A Recovery Guarantee for Sparse Neural Networks
2509.20323v1
cs.LG, math.OC, stat.ML
2025-09-26
Авторы:
Sara Fridovich-Keil, Mert Pilanci
Резюме на русском
## Контекст
Modern machine learning relies heavily on neural networks, which are known for their expressive power but also for their high computational and memory demands. This poses significant challenges for deploying these models in resource-constrained environments, such as mobile devices and embedded systems. Sparse neural networks, which reduce the number of nonzero weights, offer a promising solution to these challenges. However, achieving sparse recovery—accurately recovering the sparse weight configuration of a neural network—remains a significant theoretical and practical problem. Existing approaches, such as iterative magnitude pruning, often struggle with efficiency and accuracy. This study addresses these limitations by providing the first theoretical guarantees for sparse recovery in ReLU neural networks, focusing on two-layer, scalar-output networks.
## Метод
The proposed methodology centers on analyzing structural properties of sparse neural networks and developing an efficient recovery algorithm. Specifically, the study focuses on two-layer ReLU neural networks with scalar outputs. It introduces an iterative hard thresholding (IHT) algorithm, which systematically prunes small weights while updating remaining ones to optimize network performance. The algorithm operates with memory requirements that scale linearly with the number of nonzero weights, making it highly efficient. Structural assumptions, such as sparsity patterns and activation properties, are analyzed to ensure recovery guarantees. These theoretical insights are then validated through practical experiments on diverse tasks, including planted network recovery, MNIST classification, and implicit neural representation learning.
## Результаты
Theoretical analysis demonstrates that the IHT algorithm can exactly recover sparse weight configurations of two-layer ReLU networks under specific structural conditions. Empirical experiments validate these findings. For instance, on planted MLP recovery tasks, the algorithm achieves perfect recovery with high probability while significantly reducing memory usage compared to baseline methods. In MNIST classification, sparse networks recovered by the IHT algorithm demonstrate competitive accuracy with a fraction of the parameters. Additionally, the method shows promise in implicit neural representations, where it outperforms iterative magnitude pruning in certain scenarios. These results highlight the robustness and efficiency of the proposed approach.
## Значимость
The study provides a theoretical foundation for sparse recovery in ReLU neural networks, addressing a critical gap in the literature. Its practical implications are substantial: the proposed method offers a memory-efficient alternative to traditional pruning techniques, enabling the deployment of sparse neural networks on devices with limited computational resources. Potential applications include edge computing, mobile AI, and real-time processing. Furthermore, the findings contribute to the broader understanding of sparse optimization in neural networks, paving the way for advancements in model compression, interpretability, and energy efficiency.
## Выводы
This work establishes the first recovery guarantees for sparse neural networks, showcasing the effectiveness of the IHT algorithm in recovering sparse weight configurations of two-layer ReLU networks. Experimental results demonstrate competitive performance compared to state-of-the-art methods, with significant memory savings. Future research will focus on extending these results to deeper networks, exploring the role of initialization in recovery guarantees, and developing adaptive pruning strategies for more complex architectures. These directions hold promise for advancing the scalability and efficiency of neural network deployment.
Abstract
We prove the first guarantees of sparse recovery for ReLU neural networks,
where the sparse network weights constitute the signal to be recovered.

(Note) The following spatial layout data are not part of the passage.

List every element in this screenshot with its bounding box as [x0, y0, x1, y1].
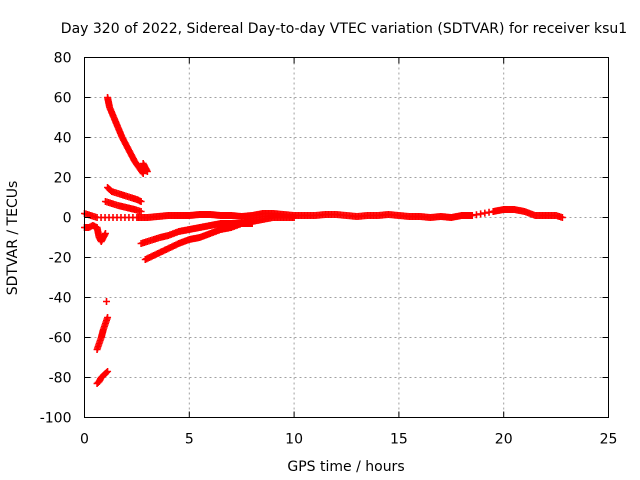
- x-axis-label: GPS time / hours: [287, 459, 404, 475]
- y-tick-label: 40: [54, 131, 72, 147]
- series-0: [81, 206, 566, 221]
- series-1: [104, 94, 147, 177]
- series-7: [81, 222, 109, 245]
- x-tick-label: 0: [80, 432, 89, 448]
- x-tick-label: 15: [390, 432, 408, 448]
- data-point: [104, 368, 112, 375]
- axes: 0 5 10 15 20 25 -100 -80 -60 -40 -20 0 20 40 60 80: [40, 51, 618, 448]
- data-point: [137, 198, 145, 205]
- data-point: [103, 298, 111, 305]
- x-tick-label: 10: [285, 432, 303, 448]
- plot-frame: [84, 57, 609, 418]
- y-tick-label: -100: [40, 411, 72, 427]
- data-point: [143, 168, 151, 175]
- data-point: [139, 170, 147, 177]
- y-tick-label: 80: [54, 51, 72, 67]
- data-point: [103, 369, 111, 376]
- x-tick-label: 20: [495, 432, 513, 448]
- data-point: [558, 214, 566, 221]
- y-tick-label: 60: [54, 91, 72, 107]
- y-tick-label: 0: [63, 211, 72, 227]
- y-tick-label: -80: [49, 371, 72, 387]
- series-2: [104, 184, 145, 205]
- data-point: [104, 314, 112, 321]
- series-3: [101, 198, 145, 215]
- y-axis-label: SDTVAR / TECUs: [5, 181, 21, 296]
- y-tick-label: 20: [54, 171, 72, 187]
- x-tick-label: 5: [185, 432, 194, 448]
- grid: [84, 57, 609, 418]
- series-9: [93, 368, 112, 387]
- series-5: [137, 220, 256, 247]
- x-tick-label: 25: [600, 432, 618, 448]
- data-points: [81, 94, 566, 387]
- series-8: [93, 314, 112, 353]
- data-point: [101, 230, 109, 237]
- y-tick-label: -60: [49, 331, 72, 347]
- series-10: [103, 298, 111, 305]
- data-point: [137, 208, 145, 215]
- data-point: [290, 214, 298, 221]
- data-point: [248, 220, 256, 227]
- y-tick-label: -40: [49, 291, 72, 307]
- y-tick-label: -20: [49, 251, 72, 267]
- chart-title: Day 320 of 2022, Sidereal Day-to-day VTE…: [61, 21, 627, 37]
- series-6: [139, 160, 151, 175]
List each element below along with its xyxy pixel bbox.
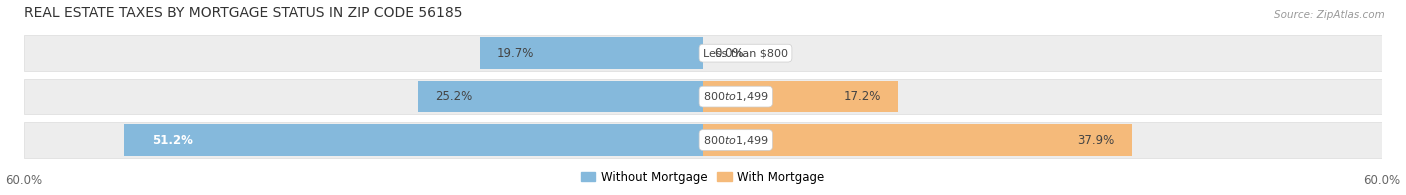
Text: 37.9%: 37.9% — [1077, 134, 1115, 147]
Legend: Without Mortgage, With Mortgage: Without Mortgage, With Mortgage — [576, 166, 830, 188]
Text: 0.0%: 0.0% — [714, 47, 744, 60]
Text: $800 to $1,499: $800 to $1,499 — [703, 134, 769, 147]
Text: Source: ZipAtlas.com: Source: ZipAtlas.com — [1274, 10, 1385, 20]
Bar — [703, 124, 1132, 156]
Bar — [124, 124, 703, 156]
Text: REAL ESTATE TAXES BY MORTGAGE STATUS IN ZIP CODE 56185: REAL ESTATE TAXES BY MORTGAGE STATUS IN … — [24, 5, 463, 20]
Bar — [24, 35, 1382, 71]
Bar — [24, 79, 1382, 114]
Text: 51.2%: 51.2% — [152, 134, 193, 147]
Text: 17.2%: 17.2% — [844, 90, 880, 103]
Bar — [24, 122, 1382, 158]
Bar — [479, 37, 703, 69]
Text: Less than $800: Less than $800 — [703, 48, 787, 58]
Text: 25.2%: 25.2% — [434, 90, 472, 103]
Bar — [703, 81, 897, 112]
Text: $800 to $1,499: $800 to $1,499 — [703, 90, 769, 103]
Text: 19.7%: 19.7% — [498, 47, 534, 60]
Bar — [418, 81, 703, 112]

Specifically, we study structural properties of the sparse network weights for
two-layer, scalar-output networks under which a simple iterative hard
thresholding algorithm recovers these weights exactly, using memory that grows
linearly in the number of nonzero weights. We validate this theoretical result
with simple experiments on recovery of sparse planted MLPs, MNIST
classification, and implicit neural representations. Experimentally, we find
performance that is competitive with, and often exceeds, a high-performing but
memory-inefficient baseline based on iterative magnitude pruning.